I was driving in the rain today on the way to see a group of people that I spend New Year’s Eve with. It’s – well. It’s sort of like having a girls’ night, or it used to be, and then it turned out that a solid percentage of us weren’t girls. Looking back, this kind of makes all the sense in the world.
It’s a safe space. It was a nice night. We shared junk food and soda and laughter and each of us took the rice purity test and made fun of each other for how high or low our scores were. We caught up.
But anyway.
I was driving out to Ari’s house and I was about thirty minutes earlier than I should’ve been so I drove around the block a couple of times so that I wasn’t showing up ridiculously early
and I was listening to music and driving in the rain
And there’s this amazing album that was cobbled together by Neil Gaiman and Amanda Palmer, a handful of years ago.

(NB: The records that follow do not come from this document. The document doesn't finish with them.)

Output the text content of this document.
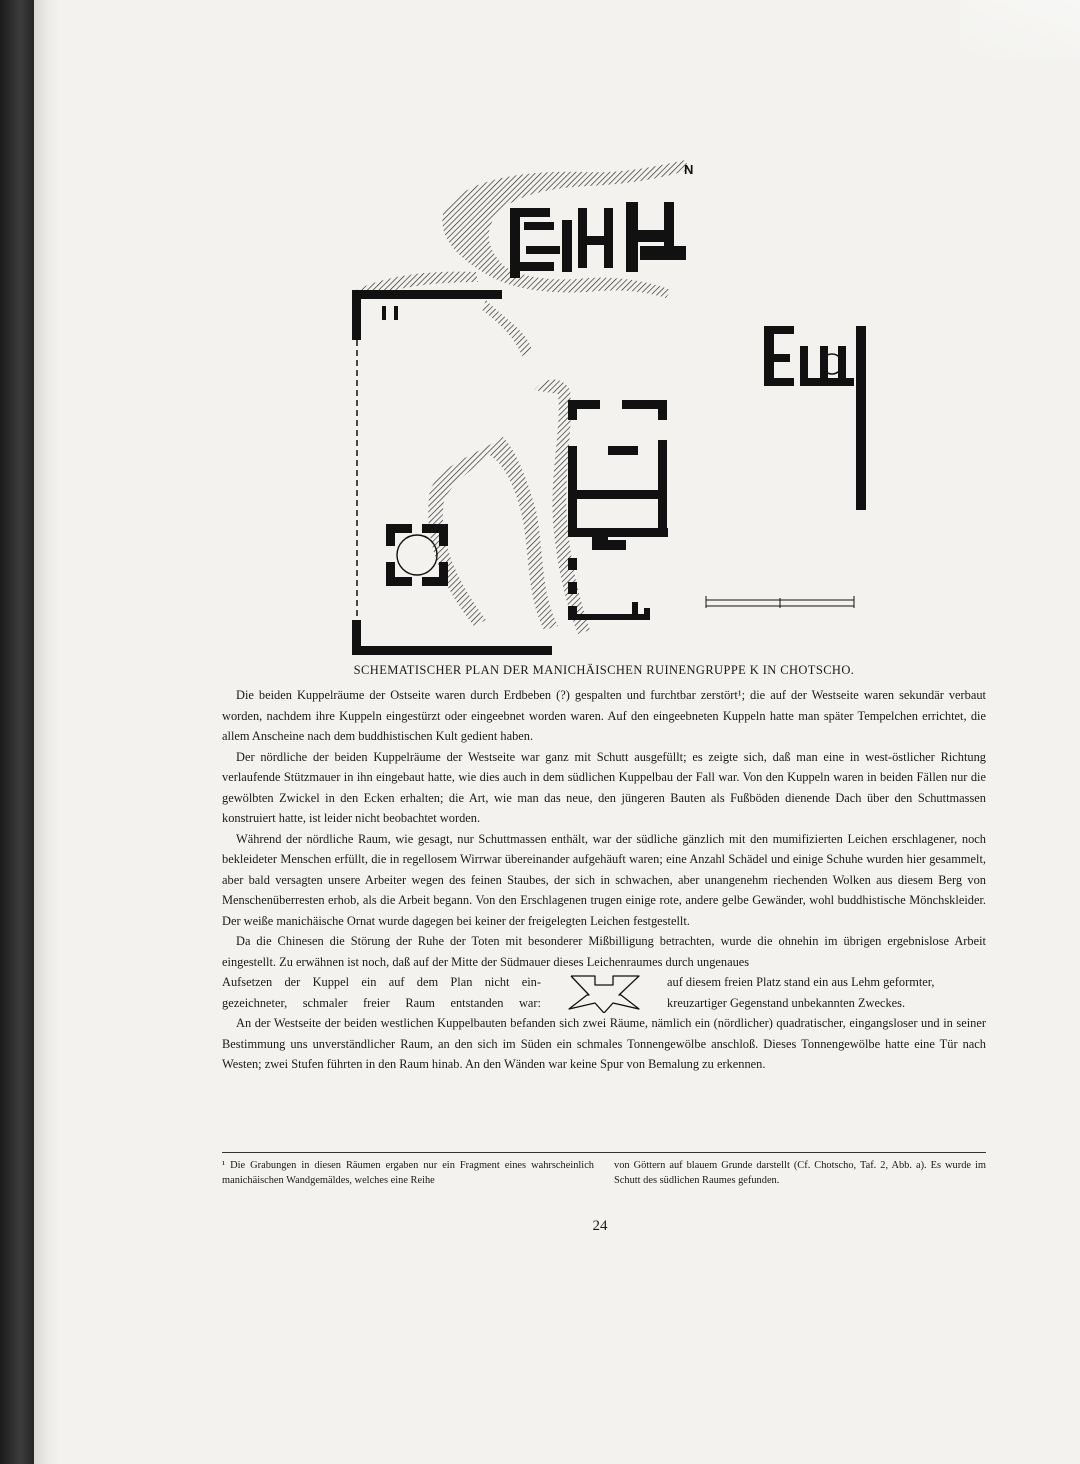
N
SCHEMATISCHER PLAN DER MANICHÄISCHEN RUINENGRUPPE K IN CHOTSCHO.

Die beiden Kuppelräume der Ostseite waren durch Erdbeben (?) gespalten und furchtbar zerstört¹; die auf der Westseite waren sekundär verbaut worden, nachdem ihre Kuppeln eingestürzt oder eingeebnet worden waren. Auf den eingeebneten Kuppeln hatte man später Tempelchen errichtet, die allem Anscheine nach dem buddhistischen Kult gedient haben.

Der nördliche der beiden Kuppelräume der Westseite war ganz mit Schutt ausgefüllt; es zeigte sich, daß man eine in west-östlicher Richtung verlaufende Stützmauer in ihn eingebaut hatte, wie dies auch in dem südlichen Kuppelbau der Fall war. Von den Kuppeln waren in beiden Fällen nur die gewölbten Zwickel in den Ecken erhalten; die Art, wie man das neue, den jüngeren Bauten als Fußböden dienende Dach über den Schuttmassen konstruiert hatte, ist leider nicht beobachtet worden.

Während der nördliche Raum, wie gesagt, nur Schuttmassen enthält, war der südliche gänzlich mit den mumifizierten Leichen erschlagener, noch bekleideter Menschen erfüllt, die in regellosem Wirrwar übereinander aufgehäuft waren; eine Anzahl Schädel und einige Schuhe wurden hier gesammelt, aber bald versagten unsere Arbeiter wegen des feinen Staubes, der sich in schwachen, aber unangenehm riechenden Wolken aus diesem Berg von Menschenüberresten erhob, als die Arbeit begann. Von den Erschlagenen trugen einige rote, andere gelbe Gewänder, wohl buddhistische Mönchskleider. Der weiße manichäische Ornat wurde dagegen bei keiner der freigelegten Leichen festgestellt.

Da die Chinesen die Störung der Ruhe der Toten mit besonderer Mißbilligung betrachten, wurde die ohnehin im übrigen ergebnislose Arbeit eingestellt. Zu erwähnen ist noch, daß auf der Mitte der Südmauer dieses Leichenraumes durch ungenaues

Aufsetzen der Kuppel ein auf dem Plan nicht ein-
gezeichneter, schmaler freier Raum entstanden war:
auf diesem freien Platz stand ein aus Lehm geformter,
kreuzartiger Gegenstand unbekannten Zweckes.

An der Westseite der beiden westlichen Kuppelbauten befanden sich zwei Räume, nämlich ein (nördlicher) quadratischer, eingangsloser und in seiner Bestimmung uns unverständlicher Raum, an den sich im Süden ein schmales Tonnengewölbe anschloß. Dieses Tonnengewölbe hatte eine Tür nach Westen; zwei Stufen führten in den Raum hinab. An den Wänden war keine Spur von Bemalung zu erkennen.

¹ Die Grabungen in diesen Räumen ergaben nur ein Fragment eines wahrscheinlich manichäischen Wandgemäldes, welches eine Reihe
von Göttern auf blauem Grunde darstellt (Cf. Chotscho, Taf. 2, Abb. a). Es wurde im Schutt des südlichen Raumes gefunden.
24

These two happen to be two of my favorite human beings in the world. They’re a bit married. They recorded this show together and he read his short stories and poetry and she played her songs and it was a silly and sweet and spooky and powerful thing.
And then Amanda played this song…
as I was driving in the rain
And it got me in the way that sometimes only a song can, when it sneaks up on me when I’m least expecting it.
And something clicked.
I might’ve cried at that feeling a week ago. But this time I didn’t. I didn’t cry.
But my intuition shifted. I could almost hear it creaking and groaning as it settled into something that made more sense that anything in the world.
It was like that moment when you solve a tricky puzzle that’s felt uncomfortably unsolvable for too long. Then there was the embarrassed moment of “why didn’t I see this before, it’s been right in front of my face” and then there were heaps of other questions
But just for a moment, my head and my heart felt clear, and lighter, and just an odd mix of hopeful and sad.
I’m not sure if I’m ready to write about the details of that moment in this space. Not right now. But sometime, when it’s a little easier to articulate. Someday.
I have listened to the whole album about twice now. Neil’s stories and Amanda’s songs. Her melodies, his words.
That’s the thing about art, about stories. That moment when you see something that reminds you of yourself, in somebody else’s work and time and vulnerability and selfhood. Or when you witness the selfhood of somebody else, woven into a song or a poem or a story, and basically just think that it’s beautiful. And it makes you want to grow.
I’m thankful for all of the circumstances that came together for that moment, driving to a friend’s house in the rain and listening to Amanda and to Neil
I’m just feeling thankful for the shift. The push. I needed that. I hope this will make sense in the morning.
In the meanwhile, I really need to sleep.